Quarta, 22 de abril de 2015
André Richter - Repórter da Agência Brasil
O juiz federal Sérgio Moro condenou hoje (22) o ex-diretor
de Abastecimento da Petrobras Paulo Roberto Costa e o doleiro Alberto
Youssef na ação penal sobre os desvios na construção da Refinaria Abreu e
Lima, da Petrobras. A refinaria, em Pernambuco, é a principal obra
investigada na Operação Lava Jato.
Costa recebeu pena de
sete anos e seis meses de prisão por lavagem de dinheiro e participação
em organização criminosa. Youssef foi condenado a nove anos e dois meses
por lavagem de dinheiro. A condenação ocorre um ano após a abertura do
processo. Seis acusados de operar empresas de fachada também foram
condenados. Todos podem recorrer à segunda instância da Justiça Federal.
Na
sentença, Moro negou pedido de perdão judicial feito pelos advogados
dos acusados. Embora eles tenham feito acordos de delação premiada para
delatar o esquema de desvios nos contratos entre empreiteiras e a
Petrobras, o juiz entendeu que o perdão não pode ser concedido, devido à
gravidade dos crimes.
"Não cabe, porém, como pretendido, o
perdão judicial. A efetividade da colaboração não é o único elemento a
ser considerado. Nesse aspecto, considerando a gravidade em concreto dos
crimes praticados e a elevada reprovabilidade de sua conduta, não cabe
perdão judicial", decidiu o juiz.
Apesar de não conceder o
perdão, Moro manteve os benefícios concedidos ao ex-diretor no acordo de
delação. Costa cumpre prisão domiciliar desde o ano passado e vai ficar
na mesma situação até outubro, quando deverá passar para o
regime semiaberto.
“Embora o acordo fale em prisão em regime
semiaberto a partir de 1º de outubro, reputo mais apropriado o
recolhimento noturno e no final de semana com tornozeleira eletrônica,
por questões de segurança decorrentes da colaboração e da dificuldade
que surgiria em proteger o condenado durante o recolhimento em
estabelecimento penal semiaberto”, disse Moro.
No caso de
Youssef, o doleiro vai cumprir três anos em regime fechado, mesmo se for
condenado nas outras ações penais a que responde na Justiça, oriundas
da Lava Jato. Após o período, o condenado passará para o regime aberto.
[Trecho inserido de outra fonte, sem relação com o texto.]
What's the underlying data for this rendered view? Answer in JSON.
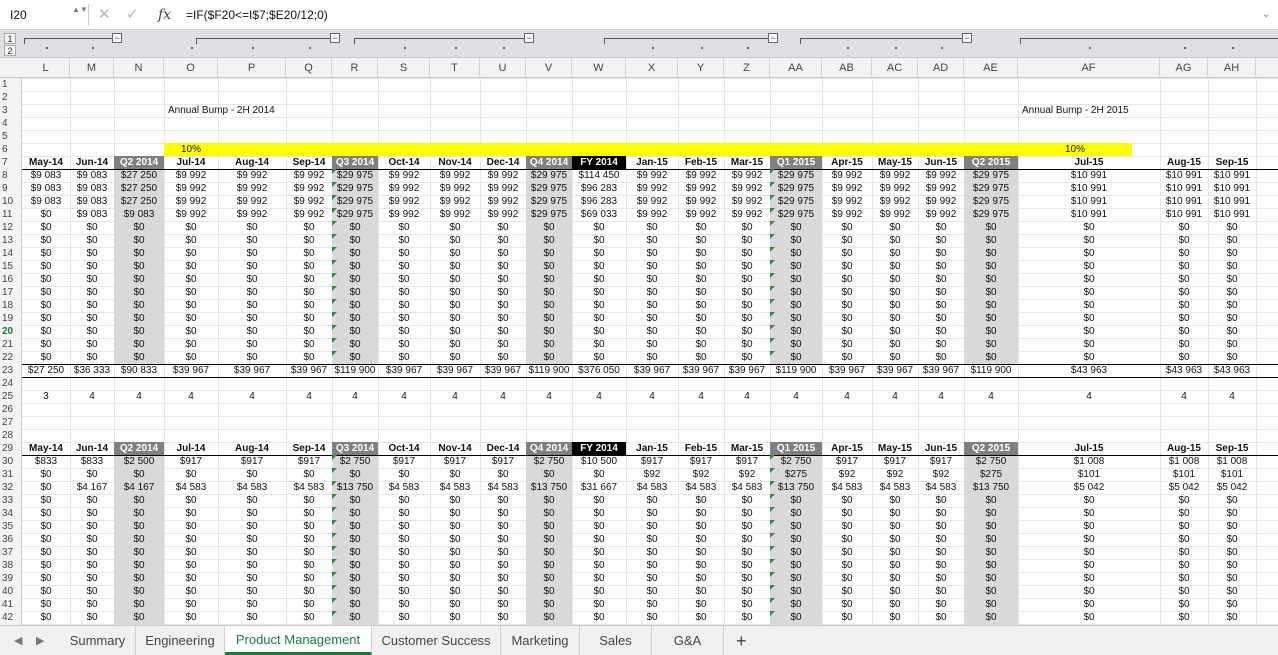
{
  "formula_bar": {
    "name_box": "I20",
    "spin": "▲▼",
    "cancel_icon": "✕",
    "confirm_icon": "✓",
    "fx_label": "fx",
    "formula": "=IF($F20<=I$7;$E20/12;0)",
    "chevron": "⌄"
  },
  "outline": {
    "levels": [
      "1",
      "2"
    ],
    "collapse_symbol": "−"
  },
  "columns": [
    "L",
    "M",
    "N",
    "O",
    "P",
    "Q",
    "R",
    "S",
    "T",
    "U",
    "V",
    "W",
    "X",
    "Y",
    "Z",
    "AA",
    "AB",
    "AC",
    "AD",
    "AE",
    "AF",
    "AG",
    "AH"
  ],
  "rows": [
    "1",
    "2",
    "3",
    "4",
    "5",
    "6",
    "7",
    "8",
    "9",
    "10",
    "11",
    "12",
    "13",
    "14",
    "15",
    "16",
    "17",
    "18",
    "19",
    "20",
    "21",
    "22",
    "23",
    "24",
    "25",
    "26",
    "27",
    "28",
    "29",
    "30",
    "31",
    "32",
    "33",
    "34",
    "35",
    "36",
    "37",
    "38",
    "39",
    "40",
    "41",
    "42"
  ],
  "selected_row": "20",
  "annotations": {
    "bump_2014": "Annual Bump - 2H 2014",
    "bump_2015": "Annual Bump - 2H 2015",
    "pct_2014": "10%",
    "pct_2015": "10%"
  },
  "headers": [
    "May-14",
    "Jun-14",
    "Q2 2014",
    "Jul-14",
    "Aug-14",
    "Sep-14",
    "Q3 2014",
    "Oct-14",
    "Nov-14",
    "Dec-14",
    "Q4 2014",
    "FY 2014",
    "Jan-15",
    "Feb-15",
    "Mar-15",
    "Q1 2015",
    "Apr-15",
    "May-15",
    "Jun-15",
    "Q2 2015",
    "Jul-15",
    "Aug-15",
    "Sep-15"
  ],
  "block1": {
    "r8": [
      "$9 083",
      "$9 083",
      "$27 250",
      "$9 992",
      "$9 992",
      "$9 992",
      "$29 975",
      "$9 992",
      "$9 992",
      "$9 992",
      "$29 975",
      "$114 450",
      "$9 992",
      "$9 992",
      "$9 992",
      "$29 975",
      "$9 992",
      "$9 992",
      "$9 992",
      "$29 975",
      "$10 991",
      "$10 991",
      "$10 991"
    ],
    "r9": [
      "$9 083",
      "$9 083",
      "$27 250",
      "$9 992",
      "$9 992",
      "$9 992",
      "$29 975",
      "$9 992",
      "$9 992",
      "$9 992",
      "$29 975",
      "$96 283",
      "$9 992",
      "$9 992",
      "$9 992",
      "$29 975",
      "$9 992",
      "$9 992",
      "$9 992",
      "$29 975",
      "$10 991",
      "$10 991",
      "$10 991"
    ],
    "r10": [
      "$9 083",
      "$9 083",
      "$27 250",
      "$9 992",
      "$9 992",
      "$9 992",
      "$29 975",
      "$9 992",
      "$9 992",
      "$9 992",
      "$29 975",
      "$96 283",
      "$9 992",
      "$9 992",
      "$9 992",
      "$29 975",
      "$9 992",
      "$9 992",
      "$9 992",
      "$29 975",
      "$10 991",
      "$10 991",
      "$10 991"
    ],
    "r11": [
      "$0",
      "$9 083",
      "$9 083",
      "$9 992",
      "$9 992",
      "$9 992",
      "$29 975",
      "$9 992",
      "$9 992",
      "$9 992",
      "$29 975",
      "$69 033",
      "$9 992",
      "$9 992",
      "$9 992",
      "$29 975",
      "$9 992",
      "$9 992",
      "$9 992",
      "$29 975",
      "$10 991",
      "$10 991",
      "$10 991"
    ],
    "zero": "$0",
    "total": [
      "$27 250",
      "$36 333",
      "$90 833",
      "$39 967",
      "$39 967",
      "$39 967",
      "$119 900",
      "$39 967",
      "$39 967",
      "$39 967",
      "$119 900",
      "$376 050",
      "$39 967",
      "$39 967",
      "$39 967",
      "$119 900",
      "$39 967",
      "$39 967",
      "$39 967",
      "$119 900",
      "$43 963",
      "$43 963",
      "$43 963"
    ],
    "row25": [
      "3",
      "4",
      "4",
      "4",
      "4",
      "4",
      "4",
      "4",
      "4",
      "4",
      "4",
      "4",
      "4",
      "4",
      "4",
      "4",
      "4",
      "4",
      "4",
      "4",
      "4",
      "4",
      "4"
    ]
  },
  "block2": {
    "r30": [
      "$833",
      "$833",
      "$2 500",
      "$917",
      "$917",
      "$917",
      "$2 750",
      "$917",
      "$917",
      "$917",
      "$2 750",
      "$10 500",
      "$917",
      "$917",
      "$917",
      "$2 750",
      "$917",
      "$917",
      "$917",
      "$2 750",
      "$1 008",
      "$1 008",
      "$1 008"
    ],
    "r31": [
      "$0",
      "$0",
      "$0",
      "$0",
      "$0",
      "$0",
      "$0",
      "$0",
      "$0",
      "$0",
      "$0",
      "$0",
      "$92",
      "$92",
      "$92",
      "$275",
      "$92",
      "$92",
      "$92",
      "$275",
      "$101",
      "$101",
      "$101"
    ],
    "r32": [
      "$0",
      "$4 167",
      "$4 167",
      "$4 583",
      "$4 583",
      "$4 583",
      "$13 750",
      "$4 583",
      "$4 583",
      "$4 583",
      "$13 750",
      "$31 667",
      "$4 583",
      "$4 583",
      "$4 583",
      "$13 750",
      "$4 583",
      "$4 583",
      "$4 583",
      "$13 750",
      "$5 042",
      "$5 042",
      "$5 042"
    ],
    "zero": "$0"
  },
  "sheet_tabs": {
    "nav_prev": "◀",
    "nav_next": "▶",
    "items": [
      "Summary",
      "Engineering",
      "Product Management",
      "Customer Success",
      "Marketing",
      "Sales",
      "G&A"
    ],
    "active": "Product Management",
    "add": "+"
  },
  "colors": {
    "accent_green": "#1e7a3a",
    "highlight_yellow": "#ffff00",
    "quarter_band": "#d9d9d9",
    "quarter_header": "#808080"
  }
}
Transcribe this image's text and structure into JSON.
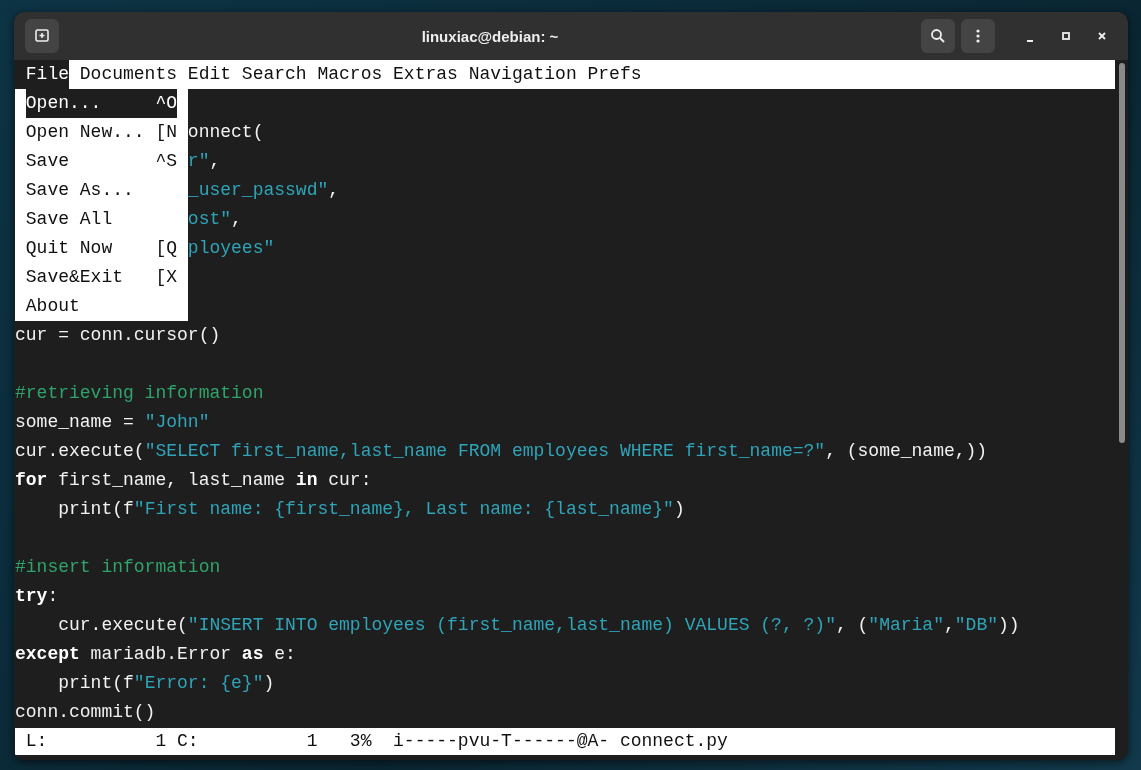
{
  "window": {
    "title": "linuxiac@debian: ~"
  },
  "menu_bar": [
    {
      "label": "File",
      "selected": true
    },
    {
      "label": "Documents",
      "selected": false
    },
    {
      "label": "Edit",
      "selected": false
    },
    {
      "label": "Search",
      "selected": false
    },
    {
      "label": "Macros",
      "selected": false
    },
    {
      "label": "Extras",
      "selected": false
    },
    {
      "label": "Navigation",
      "selected": false
    },
    {
      "label": "Prefs",
      "selected": false
    }
  ],
  "file_menu": [
    {
      "label": "Open...",
      "shortcut": "^O",
      "selected": true
    },
    {
      "label": "Open New...",
      "shortcut": "[N",
      "selected": false
    },
    {
      "label": "Save",
      "shortcut": "^S",
      "selected": false
    },
    {
      "label": "Save As...",
      "selected": false
    },
    {
      "label": "Save All",
      "selected": false
    },
    {
      "label": "Quit Now",
      "shortcut": "[Q",
      "selected": false
    },
    {
      "label": "Save&Exit",
      "shortcut": "[X",
      "selected": false
    },
    {
      "label": "About",
      "selected": false
    }
  ],
  "code_lines": [
    {
      "clipped": true,
      "follows_blank": true,
      "segments": [
        {
          "kind": "plain",
          "text": "onnect("
        }
      ]
    },
    {
      "clipped": true,
      "segments": [
        {
          "kind": "string",
          "text": "r\""
        },
        {
          "kind": "plain",
          "text": ","
        }
      ]
    },
    {
      "clipped": true,
      "segments": [
        {
          "kind": "string",
          "text": "_user_passwd\""
        },
        {
          "kind": "plain",
          "text": ","
        }
      ]
    },
    {
      "clipped": true,
      "segments": [
        {
          "kind": "string",
          "text": "ost\""
        },
        {
          "kind": "plain",
          "text": ","
        }
      ]
    },
    {
      "clipped": true,
      "segments": [
        {
          "kind": "string",
          "text": "ployees\""
        }
      ]
    },
    {
      "segments": [
        {
          "kind": "plain",
          "text": "cur = conn.cursor()"
        }
      ]
    },
    {
      "follows_blank": true,
      "segments": [
        {
          "kind": "comment",
          "text": "#retrieving information"
        }
      ]
    },
    {
      "segments": [
        {
          "kind": "plain",
          "text": "some_name = "
        },
        {
          "kind": "string",
          "text": "\"John\""
        }
      ]
    },
    {
      "segments": [
        {
          "kind": "plain",
          "text": "cur.execute("
        },
        {
          "kind": "string",
          "text": "\"SELECT first_name,last_name FROM employees WHERE first_name=?\""
        },
        {
          "kind": "plain",
          "text": ", (some_name,))"
        }
      ]
    },
    {
      "segments": [
        {
          "kind": "keyword",
          "text": "for"
        },
        {
          "kind": "plain",
          "text": " first_name, last_name "
        },
        {
          "kind": "keyword",
          "text": "in"
        },
        {
          "kind": "plain",
          "text": " cur:"
        }
      ]
    },
    {
      "indented": true,
      "segments": [
        {
          "kind": "plain",
          "text": "print(f"
        },
        {
          "kind": "string",
          "text": "\"First name: {first_name}, Last name: {last_name}\""
        },
        {
          "kind": "plain",
          "text": ")"
        }
      ]
    },
    {
      "follows_blank": true,
      "segments": [
        {
          "kind": "comment",
          "text": "#insert information"
        }
      ]
    },
    {
      "segments": [
        {
          "kind": "keyword",
          "text": "try"
        },
        {
          "kind": "plain",
          "text": ":"
        }
      ]
    },
    {
      "indented": true,
      "segments": [
        {
          "kind": "plain",
          "text": "cur.execute("
        },
        {
          "kind": "string",
          "text": "\"INSERT INTO employees (first_name,last_name) VALUES (?, ?)\""
        },
        {
          "kind": "plain",
          "text": ", ("
        },
        {
          "kind": "string",
          "text": "\"Maria\""
        },
        {
          "kind": "plain",
          "text": ","
        },
        {
          "kind": "string",
          "text": "\"DB\""
        },
        {
          "kind": "plain",
          "text": "))"
        }
      ]
    },
    {
      "segments": [
        {
          "kind": "keyword",
          "text": "except"
        },
        {
          "kind": "plain",
          "text": " mariadb.Error "
        },
        {
          "kind": "keyword",
          "text": "as"
        },
        {
          "kind": "plain",
          "text": " e:"
        }
      ]
    },
    {
      "indented": true,
      "segments": [
        {
          "kind": "plain",
          "text": "print(f"
        },
        {
          "kind": "string",
          "text": "\"Error: {e}\""
        },
        {
          "kind": "plain",
          "text": ")"
        }
      ]
    },
    {
      "segments": [
        {
          "kind": "plain",
          "text": "conn.commit()"
        }
      ]
    }
  ],
  "status_bar": "L:          1 C:          1   3%  i-----pvu-T------@A- connect.py"
}
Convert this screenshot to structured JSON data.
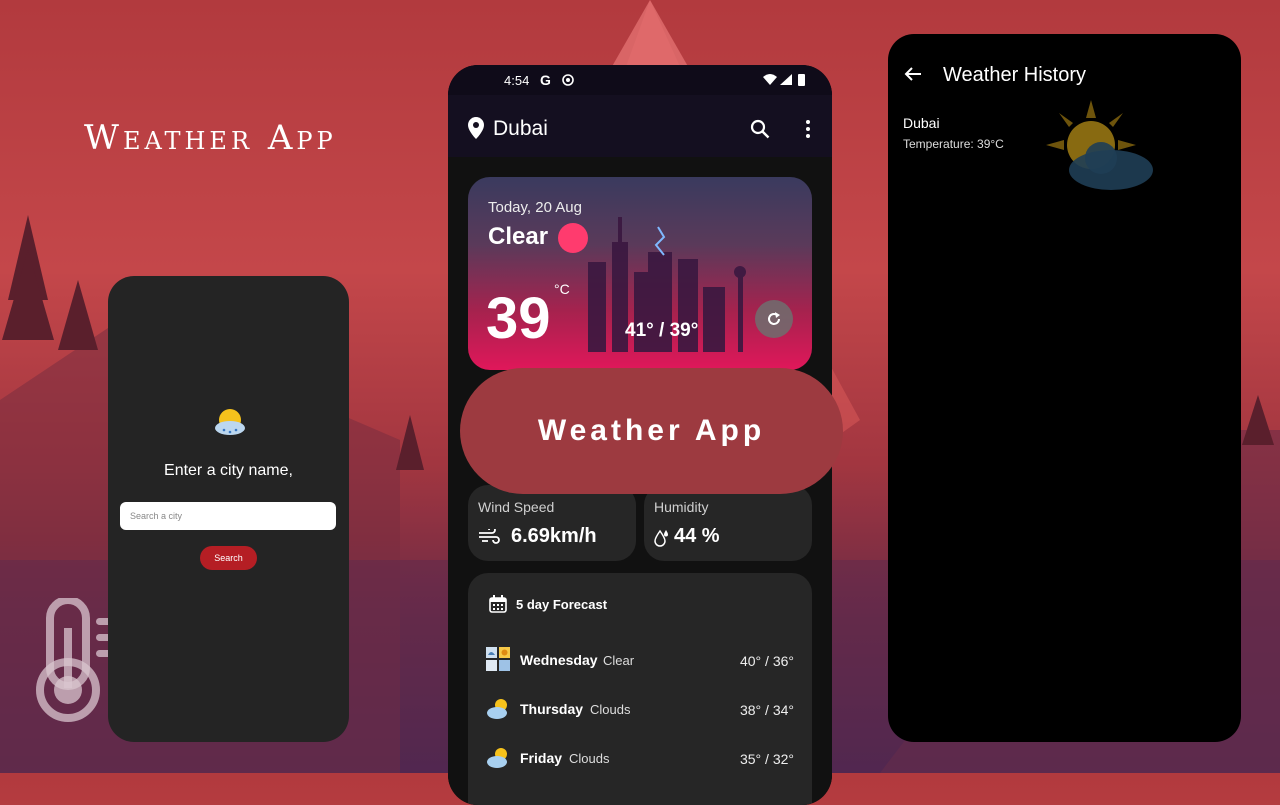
{
  "promo": {
    "title": "Weather App",
    "badge": "Weather App"
  },
  "search_screen": {
    "heading": "Enter a city name,",
    "input_placeholder": "Search a city",
    "button_label": "Search"
  },
  "main_screen": {
    "status": {
      "time": "4:54",
      "g_label": "G"
    },
    "appbar": {
      "city": "Dubai"
    },
    "hero": {
      "date": "Today, 20 Aug",
      "condition": "Clear",
      "temperature": "39",
      "unit": "°C",
      "range": "41° / 39°"
    },
    "wind": {
      "label": "Wind Speed",
      "value": "6.69km/h"
    },
    "humidity": {
      "label": "Humidity",
      "value": "44 %"
    },
    "forecast": {
      "title": "5 day Forecast",
      "days": [
        {
          "day": "Wednesday",
          "condition": "Clear",
          "temps": "40° / 36°",
          "icon": "weather-grid-icon"
        },
        {
          "day": "Thursday",
          "condition": "Clouds",
          "temps": "38° / 34°",
          "icon": "sun-cloud-icon"
        },
        {
          "day": "Friday",
          "condition": "Clouds",
          "temps": "35° / 32°",
          "icon": "sun-cloud-icon"
        }
      ]
    }
  },
  "history_screen": {
    "title": "Weather History",
    "entry_city": "Dubai",
    "entry_temperature": "Temperature: 39°C"
  },
  "colors": {
    "accent_red": "#b51e24",
    "pill": "#9d3a40",
    "card": "#262626",
    "background_red": "#c4474a"
  }
}
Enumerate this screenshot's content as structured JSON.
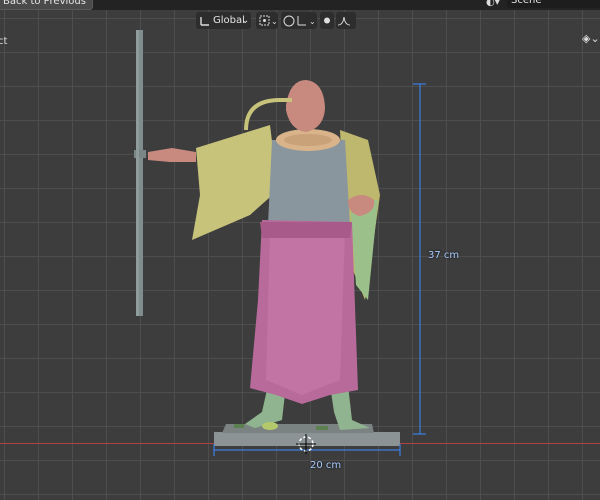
{
  "header": {
    "back_button": "Back to Previous",
    "scene_name": "Scene"
  },
  "toolbar": {
    "transform_orientation": "Global"
  },
  "viewport": {
    "left_label": "ct",
    "dimension_height": "37 cm",
    "dimension_width": "20 cm"
  },
  "colors": {
    "robe_pink": "#b86a9a",
    "cape_yellow": "#c8c37a",
    "shirt_gray": "#8a969d",
    "skin_flesh": "#c88a7e",
    "legs_green": "#8fb48f",
    "base_gray": "#8c9394",
    "measure_blue": "#3d7fe0",
    "x_axis_red": "#b04242"
  }
}
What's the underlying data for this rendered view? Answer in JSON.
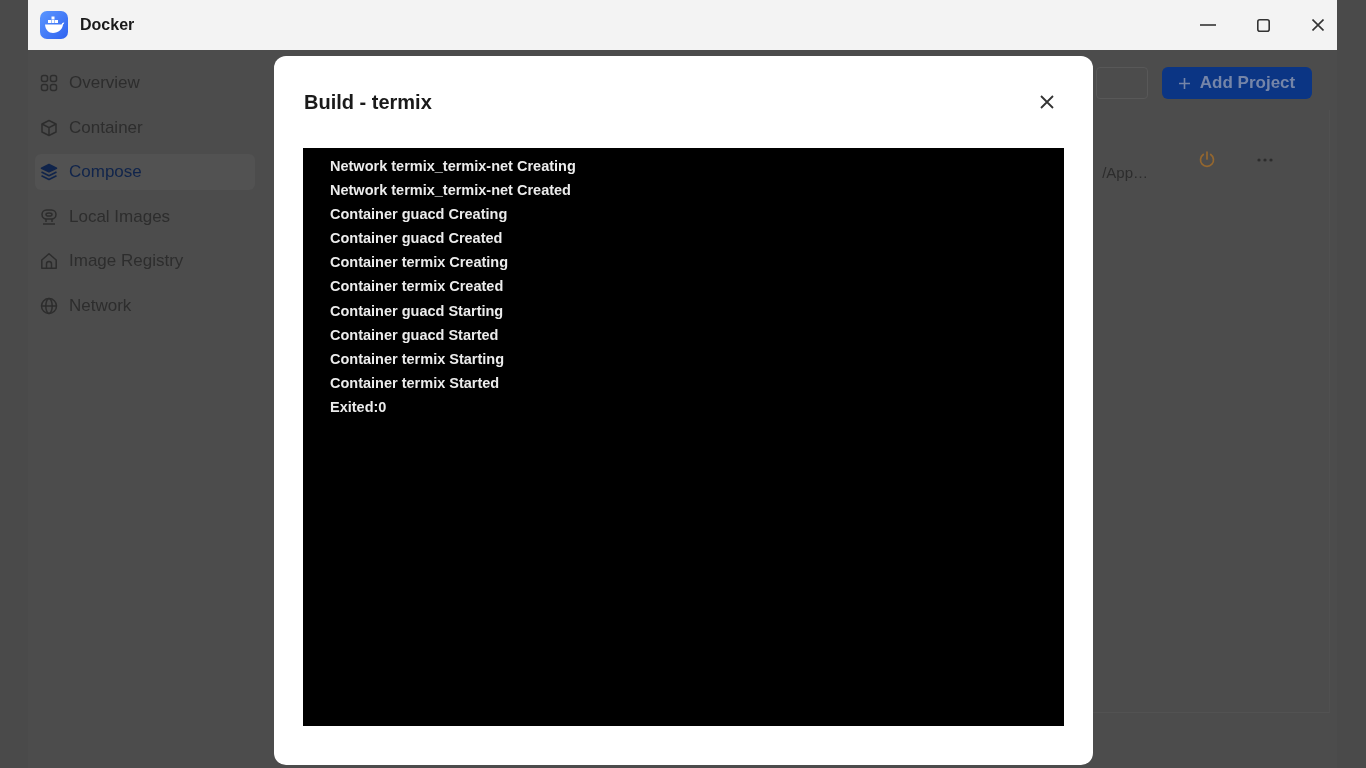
{
  "window": {
    "title": "Docker"
  },
  "sidebar": {
    "items": [
      {
        "label": "Overview",
        "selected": false
      },
      {
        "label": "Container",
        "selected": false
      },
      {
        "label": "Compose",
        "selected": true
      },
      {
        "label": "Local Images",
        "selected": false
      },
      {
        "label": "Image Registry",
        "selected": false
      },
      {
        "label": "Network",
        "selected": false
      }
    ]
  },
  "toolbar": {
    "add_button": {
      "label": "Add Project"
    }
  },
  "project_rows": [
    {
      "visible_text": "/App…"
    }
  ],
  "build_dialog": {
    "title": "Build - termix",
    "log_lines": [
      "Network termix_termix-net Creating",
      "Network termix_termix-net Created",
      "Container guacd Creating",
      "Container guacd Created",
      "Container termix Creating",
      "Container termix Created",
      "Container guacd Starting",
      "Container guacd Started",
      "Container termix Starting",
      "Container termix Started",
      "Exited:0"
    ]
  }
}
Ele está preso desde o ano passado. O tempo será descontado da pena.
Na
sentença, ficou comprovado que os desvios ocorreram por meio de
repasses do Consórcio Nacional Camargo Corrêa, responsável pela obra da
refinaria, para seis empresas de fachada, controladas pelo doleiro
Alberto Youssef. Segundo o juiz, houve centenas de operações de
superfaturamento de mercadorias e simulação de serviços prestados que
envolveram R$ 18,6 milhões.
"A operação de lavagem, tendo por
antecedentes crimes de peculato, tinha por finalidade propiciar o
pagamento de vantagem indevida, ou seja, viabilizar a prática de crime
de corrupção, devendo ser reconhecida a agravante. Observo que, nas
circunstâncias do caso, ela não é inerente ao crime de lavagem, já que o
dinheiro sujo, proveniente de outros crimes, serviu para executar crime
de corrupção", disse o juiz.
Na defesa, os advogados de Paulo
Roberto Costa alegaram que o acusado cumpria exigências impostas pelo
partido que o indicou para o cargo, o PP, e que se arrependeu dos
crimes. A defesa de Youssef alegou que ele não era chefe do esquema
criminoso que “servia ao financiamento político e a um projeto de
poder”.
De acordo com o Ministério Público Federal, a construção
inacabada da Refinaria Abreu e Lima foi orçada em R$ 2,5 bilhões, mas
foram pagos até agora mais de R$ 20 bilhões.